Although it might still be too expensive for some people, that would bring the price closer to what the Legislature envisioned when it passed the universal health insurance law last April.

The state’s largest health insurer, Blue Cross Blue Shield, said that with more flexibility from the state, it could offer slimmer coverage for an average of $210 a month — near the price originally suggested by former governor Mitt Romney.

“If it’s buy or die, they could buy at $210 or $220,” said Allen Maltz, chief financial officer for Blue Cross.

That plan, however, would not satisfy requirements proposed by the state board overseeing the law’s implementation because of the plan’s high deductible and out-of-pocket limits.

http://www.boston.com/yourlife/health/other/articles/2007/02/05/universal_plan_can_cost_under_300_insurers_say/?page=full

Comment:

By Don McCanne, MD

Massachusetts is proving to the rest of the nation what we already know: the traditional model of a multitude of private insurers is obsolete.

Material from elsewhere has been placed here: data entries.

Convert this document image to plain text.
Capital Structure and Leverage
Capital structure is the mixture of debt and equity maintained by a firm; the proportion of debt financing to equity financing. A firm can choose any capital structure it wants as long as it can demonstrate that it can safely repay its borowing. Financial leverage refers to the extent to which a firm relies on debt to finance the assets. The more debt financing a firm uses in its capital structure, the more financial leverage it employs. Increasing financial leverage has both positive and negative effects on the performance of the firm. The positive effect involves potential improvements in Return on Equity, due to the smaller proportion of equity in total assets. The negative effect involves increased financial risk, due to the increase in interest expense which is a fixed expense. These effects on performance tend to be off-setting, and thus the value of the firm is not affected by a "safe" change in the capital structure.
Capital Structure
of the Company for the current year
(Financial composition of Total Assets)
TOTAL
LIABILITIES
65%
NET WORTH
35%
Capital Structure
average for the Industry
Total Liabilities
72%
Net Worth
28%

Health care has become too expensive to be financed by this model. Segregated insurance pools which include primarily the healthy workforce and their healthy families are the least expensive pools, with the lowest premiums. But the high costs of health care for even the healthy are now so high that comprehensive coverage is possible only with insurance premiums that are no longer affordable for most average-income Americans.

With the current drive towards universal coverage, the pools will have to accommodate those with greater health care needs. The upward pressure on premiums can no longer be tolerated, which is resulting in the trend to shift more of the responsibility of paying for care to the patient with significant needs. With segregated private risk pools, insurance premiums are affordable only when access to health care is made unaffordable.

Risk pooling is intended to shift funds from the healthy to the sick. But since the cost of health care for healthy pools is now so high, we have to accept the principle that the health care risk pools must also shift funds from the wealthy to both low- and average-income individuals with health care needs, if we expect to have effective universal coverage. Segregated private insurance pools cannot do that.

We need to remove the function of pooling risk from the control of the private insurance industry and shift that control to a universal risk pool using progressive tax policies to fund it (i.e., single payer). If we don’t, we’ll end up with a profoundly expensive administrative boondoggle of tax credits and government reinsurance, which will still perpetuate the “shared responsibility” of the sick to pay unaffordable expenses of their health care.

Blue Cross’ Allen Maltz suggests that the Massachusetts individual mandate to purchase insurance could be accomplished by forcing citizens to either buy low-premium plans or die. Unfortunately, since the coverage provided by the low-premium plans makes health care access unaffordable, Blue Cross will have to change their “buy or die” slogan. The new slogan? Buy and Die!